Sports and music have been the twin strands in Grace Elliott’s volunteer work over the decades.
It was her late husband, Ross Elliott, who coached three hockey teams, but Grace always helped out. “I had the phone calling for the teams before 8 a.m.!” she said, passing on any last-minute changes in practice times, and information on meetings.
It kept her busy – especially the year when all three of Elliott’s teams (Peewee, Bantam and Midget) won their divisions.
She served on the board for the Bradford & District Skating Club, helping out with the music for figure skating events, and serving as president for a period, back in the 1980s.

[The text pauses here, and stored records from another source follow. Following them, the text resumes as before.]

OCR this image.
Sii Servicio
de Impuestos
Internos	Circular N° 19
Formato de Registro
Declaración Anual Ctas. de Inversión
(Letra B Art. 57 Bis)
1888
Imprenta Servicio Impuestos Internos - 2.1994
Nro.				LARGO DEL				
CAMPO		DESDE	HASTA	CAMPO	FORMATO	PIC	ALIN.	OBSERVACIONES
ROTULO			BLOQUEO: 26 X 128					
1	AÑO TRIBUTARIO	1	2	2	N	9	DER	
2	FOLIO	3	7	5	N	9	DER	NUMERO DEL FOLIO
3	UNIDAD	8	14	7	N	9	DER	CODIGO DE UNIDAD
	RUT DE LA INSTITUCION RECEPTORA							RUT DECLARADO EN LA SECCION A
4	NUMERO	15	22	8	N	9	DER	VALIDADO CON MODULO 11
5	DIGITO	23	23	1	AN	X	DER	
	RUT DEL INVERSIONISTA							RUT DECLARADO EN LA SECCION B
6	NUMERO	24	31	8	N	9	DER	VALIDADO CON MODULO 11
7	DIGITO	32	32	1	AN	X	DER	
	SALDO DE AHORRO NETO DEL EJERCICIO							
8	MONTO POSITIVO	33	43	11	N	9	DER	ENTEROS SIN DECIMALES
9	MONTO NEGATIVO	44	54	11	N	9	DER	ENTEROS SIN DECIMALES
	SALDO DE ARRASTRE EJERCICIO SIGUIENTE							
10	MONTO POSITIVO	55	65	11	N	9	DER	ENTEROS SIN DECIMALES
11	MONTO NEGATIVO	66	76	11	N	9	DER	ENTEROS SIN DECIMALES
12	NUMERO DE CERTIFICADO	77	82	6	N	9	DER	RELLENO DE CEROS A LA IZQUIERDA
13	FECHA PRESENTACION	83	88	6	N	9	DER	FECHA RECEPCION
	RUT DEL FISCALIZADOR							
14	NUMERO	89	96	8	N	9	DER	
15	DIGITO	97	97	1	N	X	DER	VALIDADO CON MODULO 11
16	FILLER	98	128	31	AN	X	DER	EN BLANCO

“We had 200 people when I was in it,” she says. "It was a great club."
Elliott came to her volunteer work in the way that so many do in Bradford West Gwillimbury: through her children. Her two sons were in hockey, and two daughters were involved in figure skating – and still are, through teaching and Precision Skating.
She was also a Guider, leading Girl Guides in Bond Head, and earning a bicentennial medal for her efforts.
Through it all though, there has been a second strand of volunteering and giving back to the community, through her music.
Elliott not only studied piano, earning her Grade 5 Conservatory level, she has always loved to sing.
She was a member of the Newtones in Newton Robinson for over 25 years, performing in concerts that helped raise funds to maintain and improve the Tec-We-Gwill Women’s Institute Hall in Newton Robinson. The concerts – still remembered in the community – were famous for their puns, corny jokes, and sold-out concerts, when anything could happen.
Like the time the power went off while the Newtones were on stage. The choir kept on singing – and the lights came back on when they reached the chorus “Let it shine!” in the song, This Little Light of Mine.
“I learned a lot,” she says of her years singing with the Newtones.
Elliott currently sings with the Keynotes Senior Choir in Newmarket, and the Goldenaires at the Danube Seniors Leisure Centre in Bradford. She particularly enjoys bringing music into nursing homes and retirement residences, and enjoys the interactions with the crowds as much as the music itself.
Elliott also volunteers at St. John’s Presbyterian Church, and is a member of the Bond Head Women’s Institute – but she’s never found the time to join a local garden club.
“I was in a 4-H garden club as a child,” she says, but not since then. “I’m not into that - yet.”